Movie Review: 'Spring Breakers' -- 2.5 stars
Written and directed by Harmony Korine
Starring James Franco, Selena Gomez, Ashley Benson, Vanessa Hudgens
Harmony Korine's "Spring Breakers" begins with slow-motion images of shirtless men and gyrating women, spraying booze and bopping up and down to the dubstep "Scary Monsters and Nice Sprites" by Skrillex. It's familiar spring break revelry that seems even more nihilistic when underlined by sinister dance music.
The sequence encapsulates the film as a whole, which is in some ways an unusual project for Korine, who specializes in offbeat, micro-budget films about corrupted youths. In other ways, though, it's perfectly consistent with an oeuvre that includes the screenplay for "Kids."
It's the story of four college women (Selena Gomez, Vanessa Hudgens, Ashley Benson and Rachel Korine) who abandon their monotonous lives for a spring break trip to St. Petersburg, Fla., that's funded by an armed robbery. Once there, they fall under the spell of a cornrowed, grills-sporting gangster-rapper played with inspired energy by Franco. Serious criminality ensues.
The movie has gotten a lot of attention because of Gomez and Hudgens, one-time Disney starlets embarking on some boundary-pushing terrain. But the film is much less edgy than its marketing campaign would have you believe.
Korine, who wrote and directed, is ostensibly satirizing the dark heart of the superficial subset of youth culture that would so desperately want to embark on a booze-, sex- and drug-fueled spring break.

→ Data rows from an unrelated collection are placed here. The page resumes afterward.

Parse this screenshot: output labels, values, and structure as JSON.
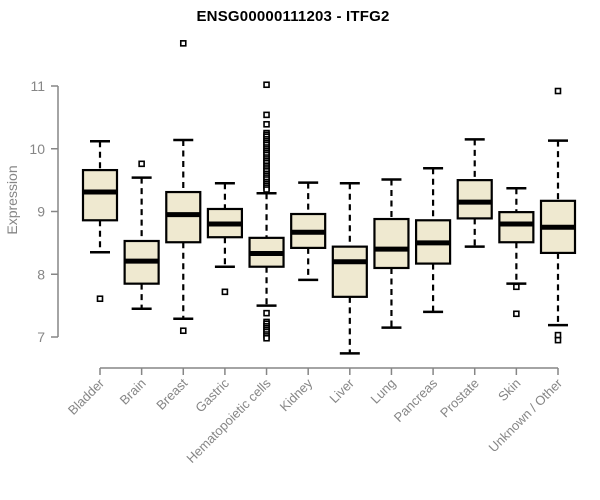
{
  "chart_data": {
    "type": "boxplot",
    "title": "ENSG00000111203 - ITFG2",
    "ylabel": "Expression",
    "xlabel": "",
    "yticks": [
      7,
      8,
      9,
      10,
      11
    ],
    "ylim": [
      6.7,
      11.8
    ],
    "grid": false,
    "legend": "none",
    "axis_color": "#868686",
    "box_fill": "#efe9d0",
    "box_stroke": "#000000",
    "categories": [
      "Bladder",
      "Brain",
      "Breast",
      "Gastric",
      "Hematopoietic cells",
      "Kidney",
      "Liver",
      "Lung",
      "Pancreas",
      "Prostate",
      "Skin",
      "Unknown / Other"
    ],
    "series": [
      {
        "name": "Bladder",
        "whisker_low": 8.35,
        "q1": 8.86,
        "median": 9.31,
        "q3": 9.66,
        "whisker_high": 10.12,
        "outliers": [
          7.61
        ]
      },
      {
        "name": "Brain",
        "whisker_low": 7.45,
        "q1": 7.85,
        "median": 8.21,
        "q3": 8.53,
        "whisker_high": 9.54,
        "outliers": [
          9.76
        ]
      },
      {
        "name": "Breast",
        "whisker_low": 7.29,
        "q1": 8.51,
        "median": 8.95,
        "q3": 9.31,
        "whisker_high": 10.14,
        "outliers": [
          11.68,
          7.1
        ]
      },
      {
        "name": "Gastric",
        "whisker_low": 8.12,
        "q1": 8.59,
        "median": 8.8,
        "q3": 9.04,
        "whisker_high": 9.45,
        "outliers": [
          7.72
        ]
      },
      {
        "name": "Hematopoietic cells",
        "whisker_low": 7.5,
        "q1": 8.12,
        "median": 8.33,
        "q3": 8.58,
        "whisker_high": 9.29,
        "outliers": [
          11.02,
          10.54,
          10.39,
          10.25,
          10.22,
          10.19,
          10.15,
          10.12,
          10.09,
          10.06,
          10.02,
          9.99,
          9.96,
          9.93,
          9.9,
          9.86,
          9.83,
          9.8,
          9.77,
          9.73,
          9.7,
          9.67,
          9.64,
          9.6,
          9.57,
          9.54,
          9.51,
          9.47,
          9.44,
          9.41,
          9.38,
          9.35,
          7.38,
          7.24,
          7.21,
          7.17,
          7.14,
          7.11,
          7.08,
          7.04,
          7.01,
          6.98
        ]
      },
      {
        "name": "Kidney",
        "whisker_low": 7.91,
        "q1": 8.42,
        "median": 8.67,
        "q3": 8.96,
        "whisker_high": 9.46,
        "outliers": []
      },
      {
        "name": "Liver",
        "whisker_low": 6.74,
        "q1": 7.64,
        "median": 8.2,
        "q3": 8.44,
        "whisker_high": 9.45,
        "outliers": []
      },
      {
        "name": "Lung",
        "whisker_low": 7.15,
        "q1": 8.1,
        "median": 8.4,
        "q3": 8.88,
        "whisker_high": 9.51,
        "outliers": []
      },
      {
        "name": "Pancreas",
        "whisker_low": 7.4,
        "q1": 8.17,
        "median": 8.5,
        "q3": 8.86,
        "whisker_high": 9.69,
        "outliers": []
      },
      {
        "name": "Prostate",
        "whisker_low": 8.44,
        "q1": 8.89,
        "median": 9.15,
        "q3": 9.5,
        "whisker_high": 10.15,
        "outliers": []
      },
      {
        "name": "Skin",
        "whisker_low": 7.85,
        "q1": 8.51,
        "median": 8.8,
        "q3": 8.99,
        "whisker_high": 9.37,
        "outliers": [
          7.8,
          7.37
        ]
      },
      {
        "name": "Unknown / Other",
        "whisker_low": 7.19,
        "q1": 8.34,
        "median": 8.75,
        "q3": 9.17,
        "whisker_high": 10.13,
        "outliers": [
          10.92,
          7.03,
          6.95
        ]
      }
    ]
  }
}
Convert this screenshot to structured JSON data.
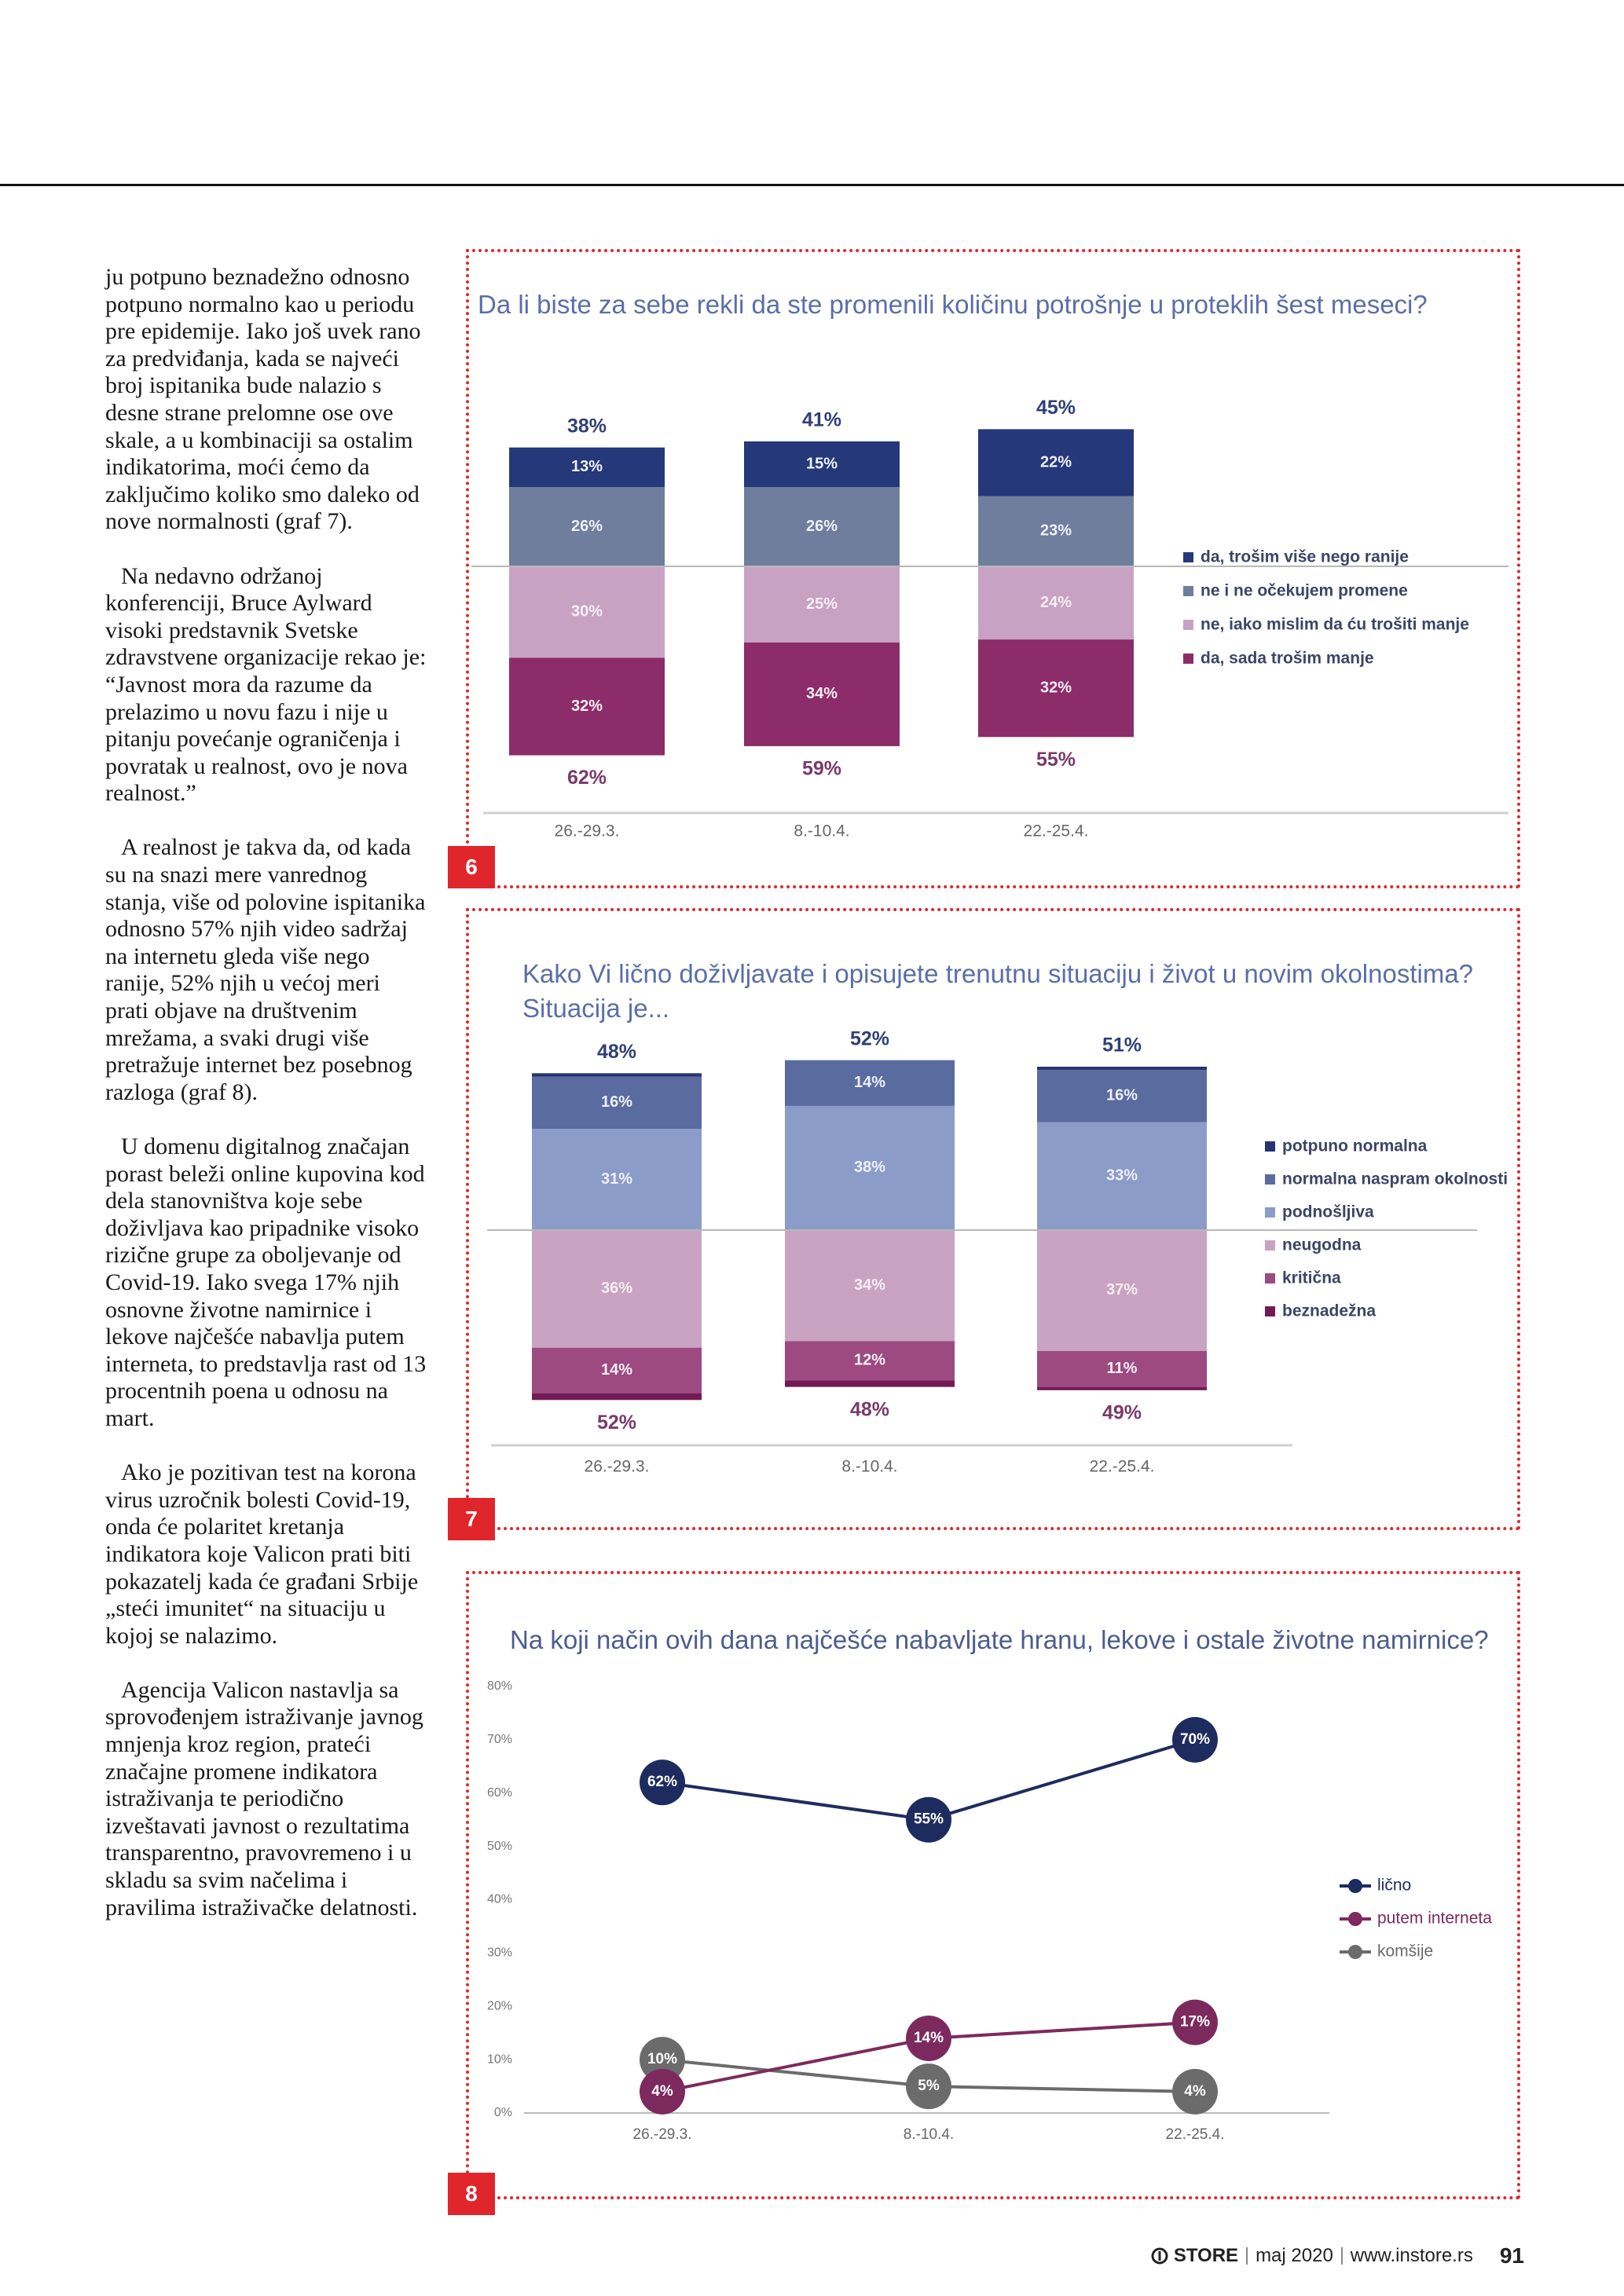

Portraying this stuff in an outsized fashion is not the same as truly subverting it, though. With its violence, copious drug use, threesomes and scenes of the women in tiny bikinis, the movie revels in the debauchery without saying much about it. And the film isn't ridiculous enough to qualify as great trash. Put another way, we don't need Harmony Korine to point out the awfulness of spring break culture. It does that to itself.